Günter Grass urodził się i wychowywał w Gdańsku. Uczynił miasto istotą kilku swoich powieści, tak zwanej Trylogii gdańskiej, ze słynnym Blaszanym bębenkiem na czele. Jako Gdańszczanin jest Grass w Gdańsku chętnie upamiętniany. Wspomina go pomnik, skwer. Teraz z budynku zamieszkałego przez 40 rodzin uczyniono muzeum pisarza. Rodziny otrzymały inne lokale.

Sprawą zajął się polityk PiS Kacper Płażyński. Skomentował między innymi fakt wysiedlenia 70-letniej Marii Wuckiej, której ojciec odbudowywał Gdańsk po II wojnie światowej. Wucka mieszkała od urodzenia w XVII-wiecznym dawnym Domu Dobroczynności i Sierot na gdańskim Osieku, obok Starego Miasta. Zabytkowy budynek został w ostatnich latach zaadaptowany na miejską placówkę kulturalną – Dom Daniela Chodowieckiego i Güntera Grassa. Z byłego sierocińca wykwaterowano około 40 rodzin, którym miasto dało im inne lokale mieszkalne.

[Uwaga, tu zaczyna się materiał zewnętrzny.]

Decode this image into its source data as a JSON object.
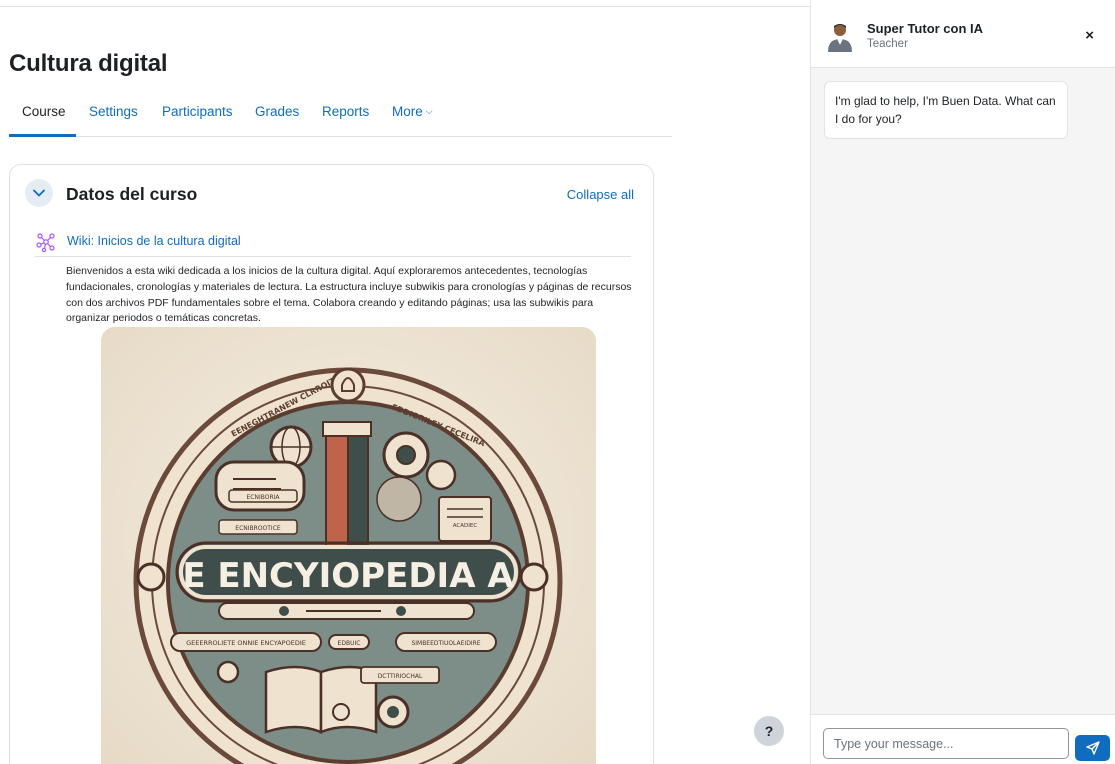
{
  "course": {
    "title": "Cultura digital",
    "tabs": [
      {
        "label": "Course",
        "active": true
      },
      {
        "label": "Settings"
      },
      {
        "label": "Participants"
      },
      {
        "label": "Grades"
      },
      {
        "label": "Reports"
      },
      {
        "label": "More"
      }
    ]
  },
  "section": {
    "title": "Datos del curso",
    "collapse_all_label": "Collapse all"
  },
  "activity": {
    "link_label": "Wiki: Inicios de la cultura digital",
    "icon": "wiki-icon",
    "description": "Bienvenidos a esta wiki dedicada a los inicios de la cultura digital. Aquí exploraremos antecedentes, tecnologías fundacionales, cronologías y materiales de lectura. La estructura incluye subwikis para cronologías y páginas de recursos con dos archivos PDF fundamentales sobre el tema. Colabora creando y editando páginas; usa las subwikis para organizar periodos o temáticas concretas.",
    "image": {
      "banner_text": "E ENCYIOPEDIA  A",
      "labels": [
        "ECNIBORIA",
        "ECNIBROOTICE",
        "ACADIEC",
        "GEEERROLIETE ONNIE ENCYAPOEDIE",
        "EDBUIC",
        "SIMBEEDTIUOLAEIDIRE",
        "DCTTIRIOCHAL"
      ],
      "ring_text_left": "EENEGHTRANEW CLRROITONIE",
      "ring_text_right": "EDDIORILEY CECELIRA"
    }
  },
  "help": {
    "label": "?"
  },
  "chat": {
    "tutor_name": "Super Tutor con IA",
    "tutor_role": "Teacher",
    "close_label": "×",
    "message": "I'm glad to help, I'm Buen Data. What can I do for you?",
    "input_placeholder": "Type your message..."
  },
  "colors": {
    "link": "#0f6cbf",
    "text": "#1d2125",
    "border": "#dee2e6",
    "drawer_bg": "#f5f5f5"
  }
}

Problem w tym, że Grass został w 1944 roku powołany do Waffen-SS. Jak sam później mówił, nie szedł do tej formacji dobrowolnie. Walczył i został w kwietniu 1945 ranny, potem trafił do niewoli. Jedynie wcześniej, w roku 1942, zgłosił się dobrowolnie do Wehrmachtu; nie został wprawdzie przyjęty, a to ze względu na zbyt młody wiek. Jak później tłumaczył, chciał, aby wojsko uwolniło go od wpływów rodzinnych.

Obrońcy Grassa przekonują, że pisarz wystarczająco rozliczył się ze swoją przeszłością,potępiając wielokrotnie nazistowską dyktaturę. Ich zdaniem jego obecność w niemieckiej armii w wieku 17 i 18 lat nie może przekreślać wielkiego dorobku pisarskiego noblisty i rodzonego Gdańszczanina.

Wysiedlanie z budynku polskich rodzin na cele muzeum dla Grassa budzi jednak wyjątkowy niesmak. To kolejna hańba dla gdańskich władz.